Frank Rich begins his latest with a reference to JFK:
"If, as J.F.K. had it, victory has a hundred fathers and defeat is an orphan ..."
Sometimes it seems like people attribute things to JFK without having checked out the source. Some Googling does the trick: JFK might have gotten the line from, of all people, Mussolini's son-in-law Count Galeazzo Ciano (1903-1944): La victoria trova cento padri, a nessuno vuole riconoscere l'insuccesso (1942), The Ciano Diaries, 1939-1943, Vol. 2. (I don't speak Italian, so I am just trusting that that is correct.
But from there the above link takes us to Tacitus, Agricola, 27: "It is the singularly unfair peculiarity of war that the credit of success is claimed by all, while a disaster is attributed to one alone." Here's the Latin (supposedly), for those of you who learned it: "inquissima haec bellorum condicio est: prospera omnes sibi indicant, aduersa uni imputantur."
As is so often the case, the general moral of the story is that whoever is supposed to have said it might well have not been the first to do so.

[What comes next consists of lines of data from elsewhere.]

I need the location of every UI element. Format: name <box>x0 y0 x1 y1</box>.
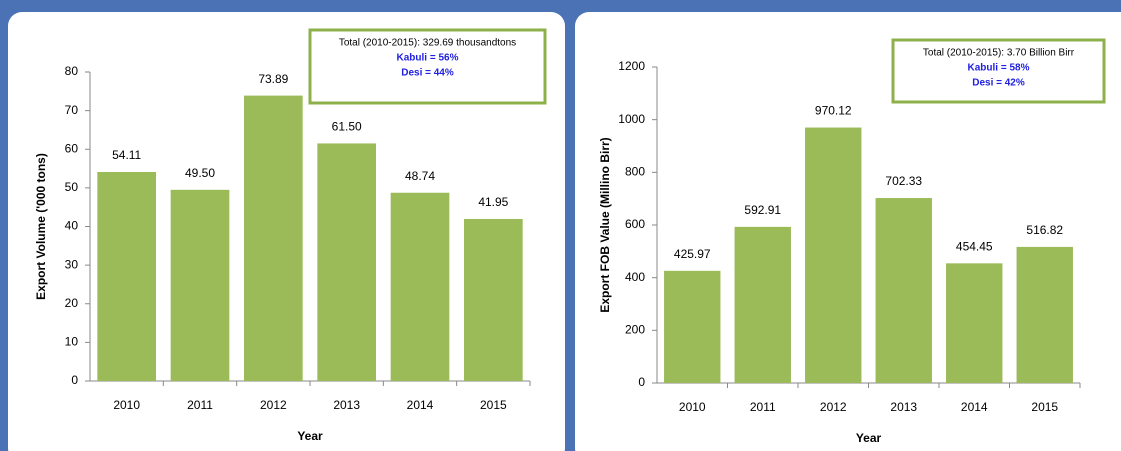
annotation: Desi = 42% <box>972 78 1025 89</box>
annotation: Kabuli = 58% <box>968 63 1030 74</box>
x-tick-label: 2010 <box>113 398 140 412</box>
annotation-box <box>308 28 547 105</box>
y-tick-label: 800 <box>625 165 645 179</box>
bar <box>464 218 523 381</box>
y-tick-label: 0 <box>71 373 78 387</box>
value-label: 49.50 <box>185 166 215 180</box>
x-tick-label: 2013 <box>890 400 917 414</box>
y-tick-label: 400 <box>625 270 645 284</box>
bar <box>946 263 1003 383</box>
y-tick-label: 60 <box>65 141 79 155</box>
y-tick-label: 80 <box>65 64 79 78</box>
x-tick-label: 2014 <box>407 398 434 412</box>
x-tick-label: 2011 <box>187 398 213 412</box>
y-tick-label: 1000 <box>618 112 645 126</box>
x-tick-label: 2015 <box>480 398 507 412</box>
x-axis-title: Year <box>856 431 882 445</box>
value-label: 61.50 <box>332 120 362 134</box>
bar <box>390 192 450 381</box>
value-label: 41.95 <box>478 195 508 209</box>
x-tick-label: 2014 <box>961 400 988 414</box>
y-tick-label: 30 <box>65 257 79 271</box>
y-axis-title: Export FOB Value (Millino Birr) <box>598 137 612 312</box>
value-label: 592.91 <box>744 203 781 217</box>
x-tick-label: 2012 <box>260 398 287 412</box>
bar <box>875 198 932 383</box>
y-tick-label: 1200 <box>618 59 645 73</box>
x-tick-label: 2012 <box>820 400 847 414</box>
bar <box>97 172 156 381</box>
annotation: Total (2010-2015): 329.69 thousandtons <box>339 38 516 49</box>
x-axis-title: Year <box>297 429 323 443</box>
annotation: Total (2010-2015): 3.70 Billion Birr <box>923 48 1075 59</box>
bar <box>734 226 791 383</box>
y-tick-label: 50 <box>65 180 79 194</box>
annotation: Kabuli = 56% <box>397 53 459 64</box>
value-label: 702.33 <box>885 174 922 188</box>
x-tick-label: 2010 <box>679 400 706 414</box>
x-tick-label: 2015 <box>1031 400 1058 414</box>
bar <box>170 189 230 381</box>
bar <box>805 127 862 383</box>
value-label: 516.82 <box>1026 223 1063 237</box>
value-label: 970.12 <box>815 104 852 118</box>
y-tick-label: 40 <box>65 219 79 233</box>
y-tick-label: 70 <box>65 103 79 117</box>
value-label: 73.89 <box>258 72 288 86</box>
y-axis-title: Export Volume ('000 tons) <box>34 153 48 300</box>
annotation: Desi = 44% <box>401 68 454 79</box>
value-label: 48.74 <box>405 169 435 183</box>
value-label: 54.11 <box>112 148 141 162</box>
y-tick-label: 600 <box>625 217 645 231</box>
bar <box>1016 246 1073 383</box>
y-tick-label: 0 <box>638 375 645 389</box>
bar <box>244 95 303 381</box>
value-label: 425.97 <box>674 247 711 261</box>
y-tick-label: 20 <box>65 296 79 310</box>
x-tick-label: 2013 <box>333 398 360 412</box>
bar <box>317 143 376 381</box>
bar <box>664 270 721 383</box>
annotation-box <box>891 38 1106 104</box>
value-label: 454.45 <box>956 240 993 254</box>
y-tick-label: 200 <box>625 323 645 337</box>
y-tick-label: 10 <box>65 335 79 349</box>
x-tick-label: 2011 <box>750 400 776 414</box>
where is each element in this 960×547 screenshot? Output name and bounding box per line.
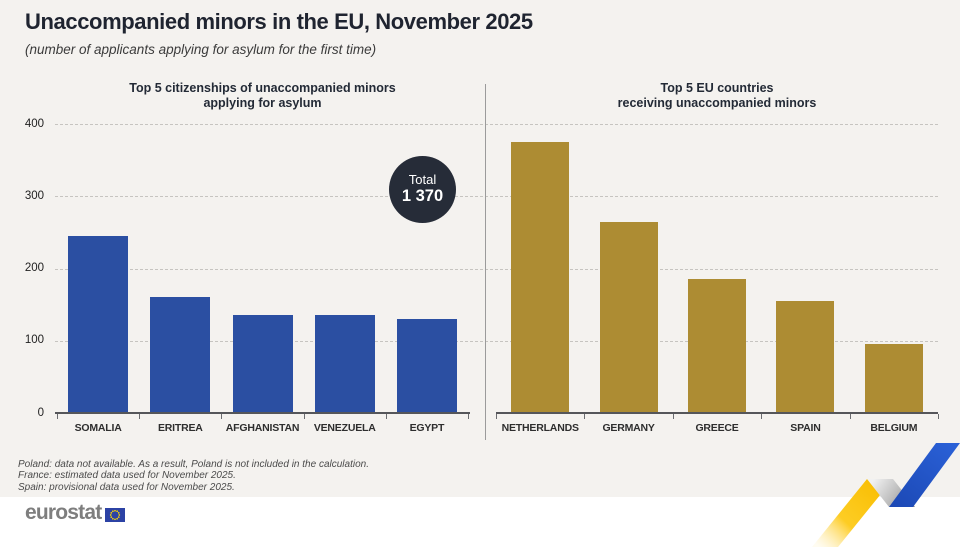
bar-slot bbox=[761, 124, 849, 413]
bar bbox=[396, 319, 457, 413]
ribbon-decoration bbox=[812, 443, 960, 547]
category-label: ERITREA bbox=[157, 422, 203, 434]
y-axis-tick-label: 300 bbox=[24, 189, 44, 202]
y-axis-tick-label: 100 bbox=[24, 334, 44, 347]
left-chart-bars bbox=[57, 124, 468, 413]
left-axis-ticks bbox=[57, 414, 469, 419]
bar-slot bbox=[584, 124, 672, 413]
footnote-poland: Poland: data not available. As a result,… bbox=[18, 459, 369, 470]
gridlines bbox=[55, 124, 938, 413]
axis-tick bbox=[468, 414, 469, 419]
axis-tick bbox=[938, 414, 939, 419]
bar bbox=[511, 142, 570, 413]
bar-slot bbox=[673, 124, 761, 413]
bar-slot bbox=[221, 124, 303, 413]
left-chart-title: Top 5 citizenships of unaccompanied mino… bbox=[55, 81, 470, 111]
axis-tick bbox=[385, 414, 387, 419]
gridline bbox=[55, 196, 938, 198]
axis-tick bbox=[57, 414, 58, 419]
page-subtitle: (number of applicants applying for asylu… bbox=[25, 42, 377, 57]
right-chart-title: Top 5 EU countries receiving unaccompani… bbox=[496, 81, 938, 111]
bar bbox=[599, 221, 658, 413]
left-chart-title-line1: Top 5 citizenships of unaccompanied mino… bbox=[129, 81, 396, 95]
y-axis-tick-label: 200 bbox=[24, 262, 44, 274]
eu-flag-icon bbox=[105, 507, 126, 522]
category-label: GREECE bbox=[695, 422, 739, 434]
left-category-labels: SOMALIA ERITREA AFGHANISTAN VENEZUELA EGYPT bbox=[57, 422, 468, 434]
total-badge: Total 1 370 bbox=[389, 156, 456, 223]
bar bbox=[688, 279, 747, 413]
bar-slot bbox=[386, 124, 468, 413]
bar-slot bbox=[57, 124, 139, 413]
ribbon-blue-stripe bbox=[889, 443, 960, 507]
axis-tick bbox=[303, 414, 305, 419]
bar-slot bbox=[139, 124, 221, 413]
left-axis-baseline bbox=[55, 412, 470, 414]
axis-tick bbox=[221, 414, 223, 419]
category-label: GERMANY bbox=[602, 422, 655, 434]
right-category-labels: NETHERLANDS GERMANY GREECE SPAIN BELGIUM bbox=[496, 422, 938, 434]
bar bbox=[68, 236, 129, 413]
y-axis-tick-label: 0 bbox=[37, 406, 44, 419]
category-label: SOMALIA bbox=[74, 422, 122, 434]
category-label: BELGIUM bbox=[870, 422, 918, 434]
page-title: Unaccompanied minors in the EU, November… bbox=[25, 9, 533, 34]
total-badge-value: 1 370 bbox=[401, 187, 444, 206]
axis-tick bbox=[496, 414, 497, 419]
right-axis-baseline bbox=[496, 412, 938, 414]
right-chart-title-line1: Top 5 EU countries bbox=[660, 81, 774, 95]
right-chart-bars bbox=[496, 124, 938, 413]
right-chart-title-line2: receiving unaccompanied minors bbox=[617, 95, 817, 110]
right-axis-ticks bbox=[496, 414, 939, 419]
category-label: EGYPT bbox=[409, 422, 445, 434]
gridline bbox=[55, 268, 938, 270]
bar-slot bbox=[496, 124, 584, 413]
category-label: AFGHANISTAN bbox=[225, 422, 300, 434]
footnote-spain: Spain: provisional data used for Novembe… bbox=[18, 481, 235, 493]
bar bbox=[864, 344, 923, 413]
eurostat-logo: eurostat bbox=[25, 501, 126, 525]
gridline bbox=[55, 340, 938, 342]
chart-card-background bbox=[0, 0, 960, 497]
category-label: VENEZUELA bbox=[313, 422, 376, 434]
gridline bbox=[55, 124, 938, 125]
bar bbox=[232, 315, 293, 413]
y-axis-tick-label: 400 bbox=[24, 117, 44, 130]
bar bbox=[776, 301, 835, 413]
left-chart-title-line2: applying for asylum bbox=[203, 95, 322, 110]
axis-tick bbox=[139, 414, 141, 419]
eurostat-logo-text: eurostat bbox=[25, 501, 102, 524]
bar-slot bbox=[304, 124, 386, 413]
bar bbox=[314, 315, 375, 413]
bar bbox=[150, 297, 211, 413]
axis-tick bbox=[849, 414, 851, 419]
category-label: NETHERLANDS bbox=[501, 422, 579, 434]
ribbon-yellow-stripe bbox=[812, 479, 893, 547]
total-badge-label: Total bbox=[408, 171, 437, 187]
category-label: SPAIN bbox=[790, 422, 821, 434]
bar-slot bbox=[850, 124, 938, 413]
axis-tick bbox=[761, 414, 763, 419]
panel-divider-line bbox=[485, 84, 486, 440]
axis-tick bbox=[584, 414, 586, 419]
footnotes: Poland: data not available. As a result,… bbox=[18, 459, 369, 493]
axis-tick bbox=[672, 414, 674, 419]
footnote-france: France: estimated data used for November… bbox=[18, 470, 236, 482]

Further, the Greeks and Romans already said everything, and what they did not say is covered by some ancient Chinese proverb or tribal African saying (which has more moral authority these days than anything said by the Greeks and Romans, those DWEMs).
And finally, JFK may have said, but he stole it, too. Why can't Frank Rich do the few seconds of work that I did, and get his source right? Or, alternatively, refer to a poet? :-)
Coda: It's perhaps also worth noting that the Agricola is about Tacitus's father-in-law, so it might well be as self-serving as anything by George Tenet.